Fig. 1. CRISPR-Cas9-mediated globin gene targeting induces Chr11p terminal deletions in HEK cells.

Fig. 1

a Experimental design. HEK293T cells edited with Cas9 nuclease RNP and sets of gRNA corresponding to protocols #1 to #3. Map of β-globin genes, telomeric downstream SNP genes (RRM1) and FISH probes. LOH, loss of heterozygosity; SNP, single-nucleotide polymorphism; FISH, fluorescent in situ hybridization; CGH, comparative genomic hybridization. b Illustrative Chr11 DNA-FISH in HEK cells. Scale-bar: 5 µm. Polyclonal Chr11 DNA-FISH analysis at D4 (left) and at D18 (right) after editing with protocols #1 to #3. NT: non-transfected. O, Orange sub-centromeric probe; G sub-telomeric Green probe. 3O/3G (in gray), 3O/2G (in red), 2O/3G (in yellow), and 2O/2G (in black) signal percentages are quantified. 3O/2G frequencies after protocols 1–3 were compared to non-transduced cells on same day by two-sided Chi-square tests. n correspond to analyzed cells from each polyclonal pool (1 per protocol). c left: Polyclonal Chr11 DNA-FISH analysis at D4 after editing with protocol #3 (Chr11), without gRNA or targeting another chromosome (UROS locus in Chr10). 3O/2G frequencies targeting Chr10 or without guide RNA were compared to protocol #3 on same day. 3O/2G frequencies targeting Chr10 or without guide RNA were compared by two-sided Chi-square tests.

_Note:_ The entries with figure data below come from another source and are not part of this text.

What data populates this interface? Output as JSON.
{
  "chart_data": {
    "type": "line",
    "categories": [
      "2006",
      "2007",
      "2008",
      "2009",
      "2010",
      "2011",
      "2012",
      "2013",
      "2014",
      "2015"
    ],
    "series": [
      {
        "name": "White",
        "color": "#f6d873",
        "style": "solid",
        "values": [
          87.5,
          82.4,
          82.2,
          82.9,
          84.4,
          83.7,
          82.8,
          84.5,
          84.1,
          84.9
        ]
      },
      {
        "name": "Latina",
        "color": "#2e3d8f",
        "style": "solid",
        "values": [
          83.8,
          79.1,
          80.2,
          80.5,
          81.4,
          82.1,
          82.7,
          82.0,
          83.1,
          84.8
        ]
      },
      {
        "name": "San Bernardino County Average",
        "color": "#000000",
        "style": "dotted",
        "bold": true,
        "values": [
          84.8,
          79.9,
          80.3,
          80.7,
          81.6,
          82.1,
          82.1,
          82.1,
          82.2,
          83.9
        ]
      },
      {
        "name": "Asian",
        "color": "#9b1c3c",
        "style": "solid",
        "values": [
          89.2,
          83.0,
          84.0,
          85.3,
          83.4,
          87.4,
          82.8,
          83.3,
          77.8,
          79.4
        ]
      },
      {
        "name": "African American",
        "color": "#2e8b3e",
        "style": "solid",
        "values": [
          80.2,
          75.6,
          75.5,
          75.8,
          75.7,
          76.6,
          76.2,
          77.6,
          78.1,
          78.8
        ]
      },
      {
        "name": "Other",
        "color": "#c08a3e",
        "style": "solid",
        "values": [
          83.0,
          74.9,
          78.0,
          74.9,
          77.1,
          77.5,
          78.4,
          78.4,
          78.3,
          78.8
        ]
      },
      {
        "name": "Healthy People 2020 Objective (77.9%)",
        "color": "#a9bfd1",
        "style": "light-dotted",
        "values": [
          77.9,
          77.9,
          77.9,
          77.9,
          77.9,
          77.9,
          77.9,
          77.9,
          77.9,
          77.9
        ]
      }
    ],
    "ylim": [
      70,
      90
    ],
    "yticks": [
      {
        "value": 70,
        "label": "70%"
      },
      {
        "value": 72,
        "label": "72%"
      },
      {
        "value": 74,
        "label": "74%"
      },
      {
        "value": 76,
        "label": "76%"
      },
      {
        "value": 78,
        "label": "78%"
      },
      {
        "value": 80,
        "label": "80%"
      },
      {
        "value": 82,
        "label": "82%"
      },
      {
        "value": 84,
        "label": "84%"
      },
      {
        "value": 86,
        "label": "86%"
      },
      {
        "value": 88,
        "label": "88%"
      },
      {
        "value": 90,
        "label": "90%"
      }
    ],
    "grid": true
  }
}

Right: Polyclonal Chr11 DNA-FISH analysis at D4 after editing with protocol #3 (Chr11), and with protocol #3 using HiFi Cas9. 3O/3G, 3O/3G, 2O/3G and 2O/2G signal percentages were quantified. 3O/2G frequencies with protocol #3 using HiFi Cas9 or Cas9 were compared to non-transduced cells by two-sided Chi-square tests. 3O/2G frequencies with protocol #3 using HiFi Cas9 were compared to protocol #3 using Cas9 by two-sided Chi-square tests. O: orange sub-centromeric Chr11 probe, G: green sub-telomeric Chr11p probe. n correspond to analyzed cells from each polyclonal pool (1 per protocol). Source data are provided as a Source Data file.